Работы оказалось довольно много. Каждую вещь я описывала на целом листе бумаги: «Платье розовое, с цветами по юбке», «платье беж, с кружевным лифом», «шлейф ажурный», «платье голубого шелка», и ставила цену — для Луки; то же самое я писала на нарванных небольших листочках и тут же булавкой крепила к одежде. Авдотья неплохо сориентировала меня по ценам, показав образец и озвучив стоимость ткани, я очень грубо взяла работу портного от десяти до двадцати грошей, в зависимости от кроя, так что в среднем одна тряпка получалась от восьмидесяти до ста пятидесяти грошей, а бежевое платье я оценила в двести грошей.

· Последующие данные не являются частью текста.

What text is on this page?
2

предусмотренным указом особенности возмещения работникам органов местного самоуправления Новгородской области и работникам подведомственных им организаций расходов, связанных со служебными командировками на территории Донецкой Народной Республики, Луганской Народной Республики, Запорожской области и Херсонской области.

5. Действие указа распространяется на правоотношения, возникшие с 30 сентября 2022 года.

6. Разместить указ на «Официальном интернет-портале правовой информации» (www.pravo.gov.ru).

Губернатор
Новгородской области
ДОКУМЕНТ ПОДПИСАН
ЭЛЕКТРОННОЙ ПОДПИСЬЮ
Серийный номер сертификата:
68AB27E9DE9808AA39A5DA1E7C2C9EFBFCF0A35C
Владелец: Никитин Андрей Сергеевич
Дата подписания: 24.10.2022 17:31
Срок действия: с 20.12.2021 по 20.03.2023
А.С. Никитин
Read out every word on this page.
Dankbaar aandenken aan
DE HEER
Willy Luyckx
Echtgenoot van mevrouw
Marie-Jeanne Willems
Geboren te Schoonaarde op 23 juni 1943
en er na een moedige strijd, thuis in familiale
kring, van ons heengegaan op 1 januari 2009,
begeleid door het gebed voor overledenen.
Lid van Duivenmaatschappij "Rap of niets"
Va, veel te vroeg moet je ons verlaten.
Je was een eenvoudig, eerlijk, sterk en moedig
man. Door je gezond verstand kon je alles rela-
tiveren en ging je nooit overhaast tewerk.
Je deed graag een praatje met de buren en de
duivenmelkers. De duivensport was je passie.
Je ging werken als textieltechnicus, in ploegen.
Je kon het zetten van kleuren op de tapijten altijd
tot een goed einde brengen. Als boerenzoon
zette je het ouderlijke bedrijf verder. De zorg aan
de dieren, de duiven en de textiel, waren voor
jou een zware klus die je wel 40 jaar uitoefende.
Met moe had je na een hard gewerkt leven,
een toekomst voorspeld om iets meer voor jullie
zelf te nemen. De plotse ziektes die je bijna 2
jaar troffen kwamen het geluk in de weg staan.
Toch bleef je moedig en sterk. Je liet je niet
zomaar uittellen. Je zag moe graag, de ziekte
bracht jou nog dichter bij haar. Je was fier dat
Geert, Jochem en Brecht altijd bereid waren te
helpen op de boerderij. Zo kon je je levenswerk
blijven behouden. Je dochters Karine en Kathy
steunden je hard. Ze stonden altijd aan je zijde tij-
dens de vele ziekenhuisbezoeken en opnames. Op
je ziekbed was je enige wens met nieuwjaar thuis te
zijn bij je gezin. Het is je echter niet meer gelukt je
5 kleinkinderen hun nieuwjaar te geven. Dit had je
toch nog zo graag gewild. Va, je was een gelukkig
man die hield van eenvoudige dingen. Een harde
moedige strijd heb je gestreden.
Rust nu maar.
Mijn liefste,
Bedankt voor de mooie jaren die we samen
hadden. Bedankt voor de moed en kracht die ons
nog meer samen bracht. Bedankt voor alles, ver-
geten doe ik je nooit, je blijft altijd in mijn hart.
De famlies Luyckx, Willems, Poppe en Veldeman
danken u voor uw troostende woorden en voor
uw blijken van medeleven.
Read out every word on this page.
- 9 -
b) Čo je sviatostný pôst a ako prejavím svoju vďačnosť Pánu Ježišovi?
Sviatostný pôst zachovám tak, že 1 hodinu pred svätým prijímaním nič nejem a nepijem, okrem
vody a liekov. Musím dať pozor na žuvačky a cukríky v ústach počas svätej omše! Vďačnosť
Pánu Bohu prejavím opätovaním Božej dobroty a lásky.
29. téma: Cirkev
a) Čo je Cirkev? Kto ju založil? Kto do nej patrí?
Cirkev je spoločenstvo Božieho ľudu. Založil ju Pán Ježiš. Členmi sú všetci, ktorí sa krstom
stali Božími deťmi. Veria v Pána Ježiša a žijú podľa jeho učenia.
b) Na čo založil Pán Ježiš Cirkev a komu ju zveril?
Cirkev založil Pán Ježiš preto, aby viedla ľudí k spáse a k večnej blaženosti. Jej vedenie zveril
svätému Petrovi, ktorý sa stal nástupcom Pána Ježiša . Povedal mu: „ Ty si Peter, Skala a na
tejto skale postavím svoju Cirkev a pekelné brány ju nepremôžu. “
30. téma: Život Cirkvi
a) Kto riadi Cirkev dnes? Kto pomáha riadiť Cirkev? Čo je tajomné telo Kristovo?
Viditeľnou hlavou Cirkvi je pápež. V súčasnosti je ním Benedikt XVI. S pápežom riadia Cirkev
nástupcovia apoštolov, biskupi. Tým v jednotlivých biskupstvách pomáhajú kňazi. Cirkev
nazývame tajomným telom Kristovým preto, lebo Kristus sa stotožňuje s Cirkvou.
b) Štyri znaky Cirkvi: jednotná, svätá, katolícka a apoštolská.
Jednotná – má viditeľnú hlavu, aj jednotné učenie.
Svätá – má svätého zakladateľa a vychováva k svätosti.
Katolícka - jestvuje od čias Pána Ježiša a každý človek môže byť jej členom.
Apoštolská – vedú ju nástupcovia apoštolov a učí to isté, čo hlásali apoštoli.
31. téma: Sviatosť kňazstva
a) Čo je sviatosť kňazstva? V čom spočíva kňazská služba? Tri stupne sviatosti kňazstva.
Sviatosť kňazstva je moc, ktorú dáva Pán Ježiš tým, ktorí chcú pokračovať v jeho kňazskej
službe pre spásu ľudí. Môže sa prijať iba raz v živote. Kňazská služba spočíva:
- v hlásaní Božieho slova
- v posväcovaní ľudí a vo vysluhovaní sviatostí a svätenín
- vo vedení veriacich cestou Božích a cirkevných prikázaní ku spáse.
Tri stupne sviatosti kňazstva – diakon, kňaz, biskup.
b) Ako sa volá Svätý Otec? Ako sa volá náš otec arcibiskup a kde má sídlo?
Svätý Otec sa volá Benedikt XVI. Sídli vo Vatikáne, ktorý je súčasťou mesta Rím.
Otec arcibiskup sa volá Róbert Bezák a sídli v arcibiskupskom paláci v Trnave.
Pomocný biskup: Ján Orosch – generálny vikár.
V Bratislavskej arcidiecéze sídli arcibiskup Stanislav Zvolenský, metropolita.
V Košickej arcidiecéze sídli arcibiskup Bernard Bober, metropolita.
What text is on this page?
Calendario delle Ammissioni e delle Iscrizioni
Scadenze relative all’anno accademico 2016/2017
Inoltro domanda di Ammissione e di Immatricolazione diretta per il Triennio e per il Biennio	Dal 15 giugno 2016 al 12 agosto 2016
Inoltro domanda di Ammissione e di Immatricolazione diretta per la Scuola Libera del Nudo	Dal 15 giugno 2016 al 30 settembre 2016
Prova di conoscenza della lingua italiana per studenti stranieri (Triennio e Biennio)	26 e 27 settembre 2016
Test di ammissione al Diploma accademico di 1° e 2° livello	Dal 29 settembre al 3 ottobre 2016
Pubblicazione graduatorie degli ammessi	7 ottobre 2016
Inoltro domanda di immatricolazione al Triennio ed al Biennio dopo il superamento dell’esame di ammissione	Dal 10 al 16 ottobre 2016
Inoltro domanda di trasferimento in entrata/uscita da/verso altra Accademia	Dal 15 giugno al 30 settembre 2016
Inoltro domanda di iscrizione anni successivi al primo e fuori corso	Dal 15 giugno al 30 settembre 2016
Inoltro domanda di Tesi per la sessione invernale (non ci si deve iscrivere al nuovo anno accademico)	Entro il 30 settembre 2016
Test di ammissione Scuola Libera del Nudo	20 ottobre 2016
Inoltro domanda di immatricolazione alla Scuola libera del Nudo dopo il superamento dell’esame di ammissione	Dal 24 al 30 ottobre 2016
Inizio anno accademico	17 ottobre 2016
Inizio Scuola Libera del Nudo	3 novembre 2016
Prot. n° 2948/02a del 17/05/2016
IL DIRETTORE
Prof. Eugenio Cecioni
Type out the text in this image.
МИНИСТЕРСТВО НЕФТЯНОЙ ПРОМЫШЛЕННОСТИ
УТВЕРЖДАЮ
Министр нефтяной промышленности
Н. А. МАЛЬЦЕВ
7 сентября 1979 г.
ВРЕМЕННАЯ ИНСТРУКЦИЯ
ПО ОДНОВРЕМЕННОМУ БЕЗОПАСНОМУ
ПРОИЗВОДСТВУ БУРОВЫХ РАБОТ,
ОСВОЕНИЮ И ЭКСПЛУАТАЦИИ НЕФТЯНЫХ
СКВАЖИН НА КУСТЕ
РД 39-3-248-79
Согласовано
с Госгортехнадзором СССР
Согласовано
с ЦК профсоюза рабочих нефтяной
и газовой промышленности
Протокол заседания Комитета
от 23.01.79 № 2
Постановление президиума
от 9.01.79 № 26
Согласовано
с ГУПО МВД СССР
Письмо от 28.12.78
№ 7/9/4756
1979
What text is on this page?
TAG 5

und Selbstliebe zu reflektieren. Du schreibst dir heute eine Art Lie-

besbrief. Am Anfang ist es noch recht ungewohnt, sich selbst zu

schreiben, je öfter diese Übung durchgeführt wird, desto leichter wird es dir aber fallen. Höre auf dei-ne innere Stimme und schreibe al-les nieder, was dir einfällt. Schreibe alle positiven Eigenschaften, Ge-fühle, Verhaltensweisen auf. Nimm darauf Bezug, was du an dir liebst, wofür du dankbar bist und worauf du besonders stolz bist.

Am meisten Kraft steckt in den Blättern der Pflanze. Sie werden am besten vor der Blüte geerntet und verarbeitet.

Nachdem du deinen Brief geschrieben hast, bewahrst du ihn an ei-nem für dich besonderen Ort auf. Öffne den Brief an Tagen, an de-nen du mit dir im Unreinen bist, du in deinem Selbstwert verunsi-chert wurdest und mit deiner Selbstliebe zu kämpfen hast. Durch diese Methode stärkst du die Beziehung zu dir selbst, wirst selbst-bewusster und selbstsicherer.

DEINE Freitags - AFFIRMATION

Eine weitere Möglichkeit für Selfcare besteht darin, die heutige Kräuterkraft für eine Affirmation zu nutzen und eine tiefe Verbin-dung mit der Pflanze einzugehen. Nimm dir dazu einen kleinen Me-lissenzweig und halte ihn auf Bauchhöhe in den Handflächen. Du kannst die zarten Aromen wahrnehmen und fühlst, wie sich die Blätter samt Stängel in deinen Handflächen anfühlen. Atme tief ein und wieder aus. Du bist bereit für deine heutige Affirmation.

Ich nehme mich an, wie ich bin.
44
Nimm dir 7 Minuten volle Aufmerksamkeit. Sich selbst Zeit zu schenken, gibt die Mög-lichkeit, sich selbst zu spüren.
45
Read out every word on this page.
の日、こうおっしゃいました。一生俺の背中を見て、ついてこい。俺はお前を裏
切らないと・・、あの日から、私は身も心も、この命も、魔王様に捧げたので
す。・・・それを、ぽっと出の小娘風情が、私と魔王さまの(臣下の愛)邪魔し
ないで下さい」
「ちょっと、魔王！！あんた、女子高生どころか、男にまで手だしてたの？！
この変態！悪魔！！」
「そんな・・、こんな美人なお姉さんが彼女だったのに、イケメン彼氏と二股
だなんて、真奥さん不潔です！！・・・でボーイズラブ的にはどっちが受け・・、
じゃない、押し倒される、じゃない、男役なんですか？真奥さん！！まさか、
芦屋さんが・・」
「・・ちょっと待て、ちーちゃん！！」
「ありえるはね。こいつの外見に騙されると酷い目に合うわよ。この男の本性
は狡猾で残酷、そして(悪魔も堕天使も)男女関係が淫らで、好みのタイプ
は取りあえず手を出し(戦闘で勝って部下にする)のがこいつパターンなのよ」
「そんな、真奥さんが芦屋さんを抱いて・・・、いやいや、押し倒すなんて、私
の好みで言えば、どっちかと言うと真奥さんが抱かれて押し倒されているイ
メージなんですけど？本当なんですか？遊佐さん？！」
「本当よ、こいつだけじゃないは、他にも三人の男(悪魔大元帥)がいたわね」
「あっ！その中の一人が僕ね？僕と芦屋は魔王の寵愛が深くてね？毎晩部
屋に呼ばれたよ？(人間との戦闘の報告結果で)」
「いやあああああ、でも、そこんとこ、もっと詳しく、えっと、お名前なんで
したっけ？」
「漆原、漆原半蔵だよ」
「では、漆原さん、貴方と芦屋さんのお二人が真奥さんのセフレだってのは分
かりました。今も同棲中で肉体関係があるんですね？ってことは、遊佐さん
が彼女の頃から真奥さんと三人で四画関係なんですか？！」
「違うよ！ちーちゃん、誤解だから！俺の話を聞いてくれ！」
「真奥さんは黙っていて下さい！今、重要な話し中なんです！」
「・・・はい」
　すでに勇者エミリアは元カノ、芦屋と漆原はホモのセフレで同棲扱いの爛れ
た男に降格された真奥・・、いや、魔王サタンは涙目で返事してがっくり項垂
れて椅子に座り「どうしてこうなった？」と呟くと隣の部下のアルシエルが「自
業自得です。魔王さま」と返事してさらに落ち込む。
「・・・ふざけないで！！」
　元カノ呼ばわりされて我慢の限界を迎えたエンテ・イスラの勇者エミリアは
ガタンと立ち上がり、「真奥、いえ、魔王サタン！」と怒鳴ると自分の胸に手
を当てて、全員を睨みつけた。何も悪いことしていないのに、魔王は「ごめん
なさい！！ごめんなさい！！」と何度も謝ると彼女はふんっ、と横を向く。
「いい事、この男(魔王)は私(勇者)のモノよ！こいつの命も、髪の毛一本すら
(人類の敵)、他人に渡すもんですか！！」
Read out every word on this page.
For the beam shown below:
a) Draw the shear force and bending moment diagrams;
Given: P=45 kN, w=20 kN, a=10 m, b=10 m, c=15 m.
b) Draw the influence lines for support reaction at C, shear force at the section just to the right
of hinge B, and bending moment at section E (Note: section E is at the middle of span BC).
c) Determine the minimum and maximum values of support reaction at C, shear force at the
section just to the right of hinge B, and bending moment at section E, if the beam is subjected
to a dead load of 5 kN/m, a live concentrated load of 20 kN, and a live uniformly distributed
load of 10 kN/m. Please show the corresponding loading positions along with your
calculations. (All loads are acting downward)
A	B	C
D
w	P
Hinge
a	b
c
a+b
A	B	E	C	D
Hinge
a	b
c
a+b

Стоимость шубы у меня крутилась в голове откуда-то из нашей классики — три тысячи рублей. Я решила, что мех поношенный и вряд ли за него столько дадут, и лучше с гарантией избавиться от будущей пищи моли, чем остаться вовсе ни с чем. Все равно, когда я подвела итог, не поверила собственным глазам: почти десять тысяч грошей.

И даже если я ошиблась и заломила чересчур круто, даже если Луке и Авдотье придется торговаться и уступать, даже если выручка составит половину этой суммы — четыре тысячи грошей был третий заклад моего имения…

Я и сама была вынуждена когда-то вкладывать деньги, которых и так у меня не было, в собственный внешний вид. К этому меня вынуждали работа и обстоятельства; слишком упертое мнение людей, с которыми мне приходилось сотрудничать, о том, как встречать деловых партнеров; и это были все-таки инвестиции. При этом у меня не было ни детей, ни крепостных, ни квартиры, потолок которой сыпался мне на голову, и некому было меня спросить «а что есть мы сегодня будем, барышня, да что завтра сеять». Собственным призрачным благополучием я рисковала одна.

Накупить же вещей на стоимость хотя бы завалящей московской квартиры мне не хватило ума даже тогда, когда я легко могла себе это позволить.

Я поправила булавку на воротнике шубы и задумалась. Если продать не все, только часть, а самую востребованную одежду отдать в прокат?.. В моем мире услуга пользовалась огромным спросом, когда потребитель оценил, насколько выгоднее надеть что-то разово за невероятно низкую цену, вернуть, забыть и не занимать место в шкафу и не жалеть о впустую потраченных деньгах. Но оценит ли местное сборище светских дам такую возможность? Скорее нет, чем да, поскольку любое не самое приметное платье заметят на одной барыне, и конец, оно будет висеть в прокате, пока не обветшает. И мода, я помнила, что в те времена она была не менее скоротечна, чем в мое время. Что носили в одном сезоне, позорно надеть на следующий.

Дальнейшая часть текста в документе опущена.